Materials that allow light to pass through without distortion are possible, according to a new set of calculations by an international team of researchers.
When a light wave travels through free space, its intensity can be the same everywhere. But as soon as it hits an obstacle, the wave is altered. Scattering and diffraction lead to a superposition of waves, resulting in a complicated pattern of darker and brighter light spots inside the material.
Interference usually results when a wave penetrates a material (top). Waves passing through specially designed non-Hermitian materials, however, remain completely unperturbed. Courtesy of TU Wien.

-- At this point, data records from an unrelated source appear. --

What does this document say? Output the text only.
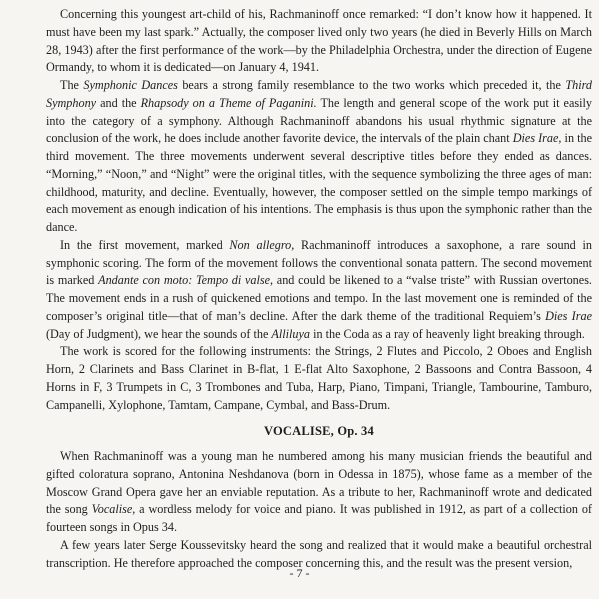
Concerning this youngest art-child of his, Rachmaninoff once remarked: “I don’t know how it happened. It must have been my last spark.” Actually, the composer lived only two years (he died in Beverly Hills on March 28, 1943) after the first performance of the work—by the Philadelphia Orchestra, under the direction of Eugene Ormandy, to whom it is dedicated—on January 4, 1941.

The Symphonic Dances bears a strong family resemblance to the two works which preceded it, the Third Symphony and the Rhapsody on a Theme of Paganini. The length and general scope of the work put it easily into the category of a symphony. Although Rachmaninoff abandons his usual rhythmic signature at the conclusion of the work, he does include another favorite device, the intervals of the plain chant Dies Irae, in the third movement. The three movements underwent several descriptive titles before they ended as dances. “Morning,” “Noon,” and “Night” were the original titles, with the sequence symbolizing the three ages of man: childhood, maturity, and decline. Eventually, however, the composer settled on the simple tempo markings of each movement as enough indication of his intentions. The emphasis is thus upon the symphonic rather than the dance.

In the first movement, marked Non allegro, Rachmaninoff introduces a saxophone, a rare sound in symphonic scoring. The form of the movement follows the conventional sonata pattern. The second movement is marked Andante con moto: Tempo di valse, and could be likened to a “valse triste” with Russian overtones. The movement ends in a rush of quickened emotions and tempo. In the last movement one is reminded of the composer’s original title—that of man’s decline. After the dark theme of the traditional Requiem’s Dies Irae (Day of Judgment), we hear the sounds of the Alliluya in the Coda as a ray of heavenly light breaking through.

The work is scored for the following instruments: the Strings, 2 Flutes and Piccolo, 2 Oboes and English Horn, 2 Clarinets and Bass Clarinet in B-flat, 1 E-flat Alto Saxophone, 2 Bassoons and Contra Bassoon, 4 Horns in F, 3 Trumpets in C, 3 Trombones and Tuba, Harp, Piano, Timpani, Triangle, Tambourine, Tamburo, Campanelli, Xylophone, Tamtam, Campane, Cymbal, and Bass-Drum.

VOCALISE, Op. 34

When Rachmaninoff was a young man he numbered among his many musician friends the beautiful and gifted coloratura soprano, Antonina Neshdanova (born in Odessa in 1875), whose fame as a member of the Moscow Grand Opera gave her an enviable reputation. As a tribute to her, Rachmaninoff wrote and dedicated the song Vocalise, a wordless melody for voice and piano. It was published in 1912, as part of a collection of fourteen songs in Opus 34.

A few years later Serge Koussevitsky heard the song and realized that it would make a beautiful orchestral transcription. He therefore approached the composer concerning this, and the result was the present version,

- 7 -
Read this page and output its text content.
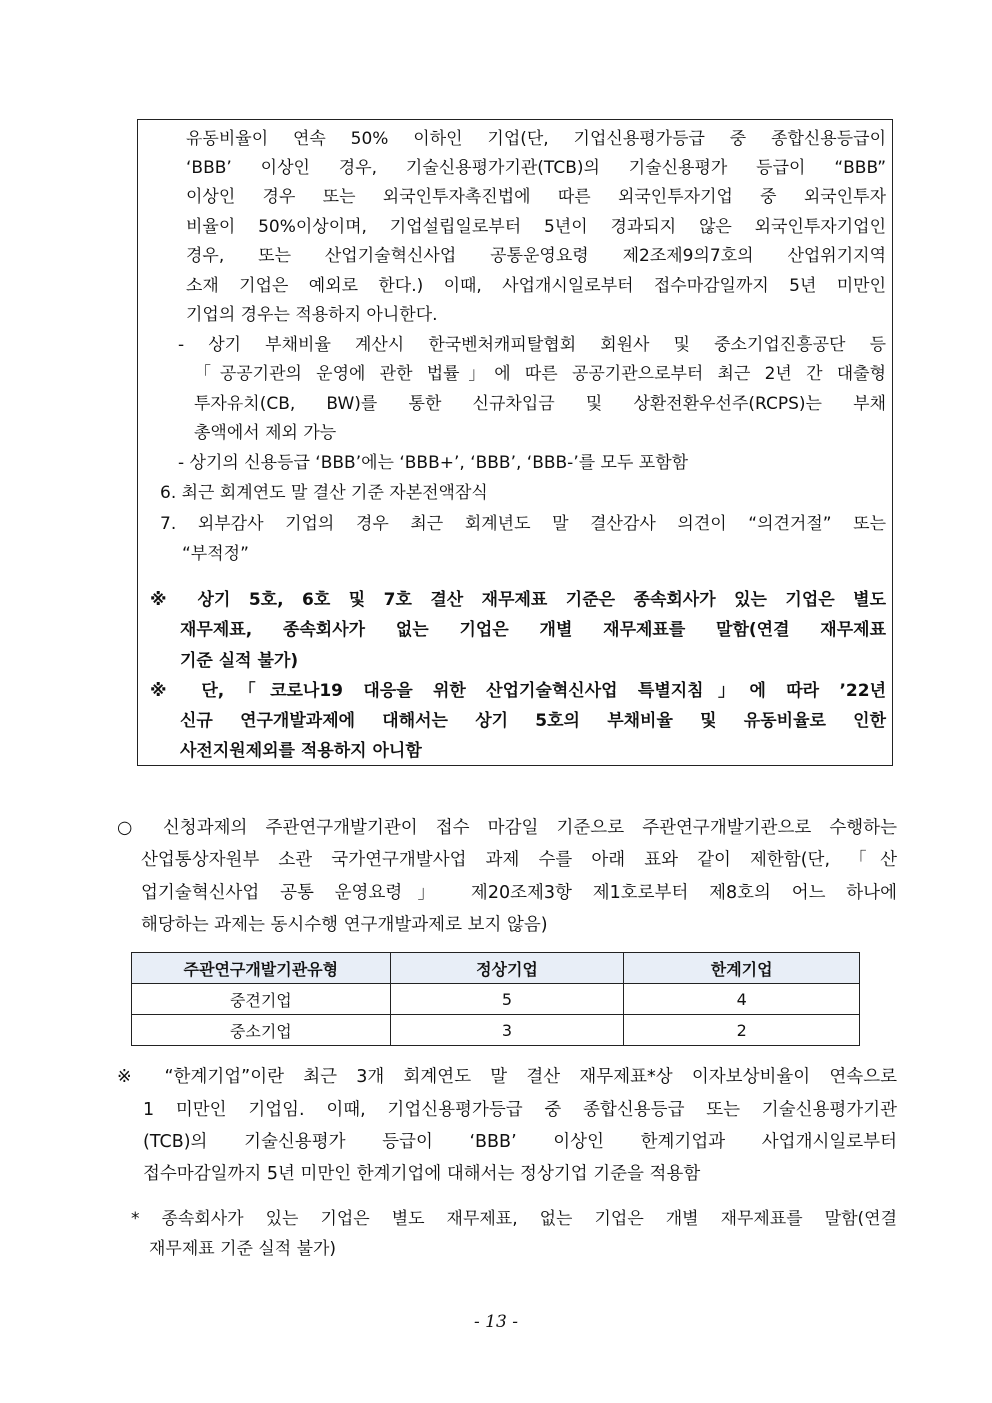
유동비율이 연속 50% 이하인 기업(단, 기업신용평가등급 중 종합신용등급이
‘BBB’ 이상인 경우, 기술신용평가기관(TCB)의 기술신용평가 등급이 “BBB”
이상인 경우 또는 외국인투자촉진법에 따른 외국인투자기업 중 외국인투자
비율이 50%이상이며, 기업설립일로부터 5년이 경과되지 않은 외국인투자기업인
경우, 또는 산업기술혁신사업 공통운영요령 제2조제9의7호의 산업위기지역
소재 기업은 예외로 한다.) 이때, 사업개시일로부터 접수마감일까지 5년 미만인
기업의 경우는 적용하지 아니한다.
- 상기 부채비율 계산시 한국벤처캐피탈협회 회원사 및 중소기업진흥공단 등
「공공기관의 운영에 관한 법률」에 따른 공공기관으로부터 최근 2년 간 대출형
투자유치(CB, BW)를 통한 신규차입금 및 상환전환우선주(RCPS)는 부채
총액에서 제외 가능
- 상기의 신용등급 ‘BBB’에는 ‘BBB+’, ‘BBB’, ‘BBB-’를 모두 포함함
6. 최근 회계연도 말 결산 기준 자본전액잠식
7. 외부감사 기업의 경우 최근 회계년도 말 결산감사 의견이 “의견거절” 또는
“부적정”
※ 상기 5호, 6호 및 7호 결산 재무제표 기준은 종속회사가 있는 기업은 별도
재무제표, 종속회사가 없는 기업은 개별 재무제표를 말함(연결 재무제표
기준 실적 불가)
※ 단,「코로나19 대응을 위한 산업기술혁신사업 특별지침」에 따라 ’22년
신규 연구개발과제에 대해서는 상기 5호의 부채비율 및 유동비율로 인한
사전지원제외를 적용하지 아니함
○ 신청과제의 주관연구개발기관이 접수 마감일 기준으로 주관연구개발기관으로 수행하는
산업통상자원부 소관 국가연구개발사업 과제 수를 아래 표와 같이 제한함(단, 「산
업기술혁신사업 공통 운영요령」 제20조제3항 제1호로부터 제8호의 어느 하나에
해당하는 과제는 동시수행 연구개발과제로 보지 않음)
주관연구개발기관유형	정상기업	한계기업
중견기업	5	4
중소기업	3	2
※ “한계기업”이란 최근 3개 회계연도 말 결산 재무제표*상 이자보상비율이 연속으로
1 미만인 기업임. 이때, 기업신용평가등급 중 종합신용등급 또는 기술신용평가기관
(TCB)의 기술신용평가 등급이 ‘BBB’ 이상인 한계기업과 사업개시일로부터
접수마감일까지 5년 미만인 한계기업에 대해서는 정상기업 기준을 적용함
* 종속회사가 있는 기업은 별도 재무제표, 없는 기업은 개별 재무제표를 말함(연결
재무제표 기준 실적 불가)
- 13 -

Specially tailored materials that locally amplify or absorb light could completely suppress such effects.
"The result is a light wave with the same brightness at each point in space, just like a wave in free space, even though it travels through a complex, highly structured material," said Konstantinos Makris, a postdoctoral fellow at the Vienna University of Technology (TU Wien). "In some sense, the material is completely invisible to the wave, even though the light passes through the material and interacts with it."
This proposed class of "non-Hermitian" materials differs from metamaterials, which have special structures that allow them to diffract light in unusual ways.
"The light wave is not bent around the object but fully penetrates it," said TU Wien professor Stefan Rotter. "The way the material influences the wave is, however, fully cancelled by a carefully tuned interplay of amplification and absorption."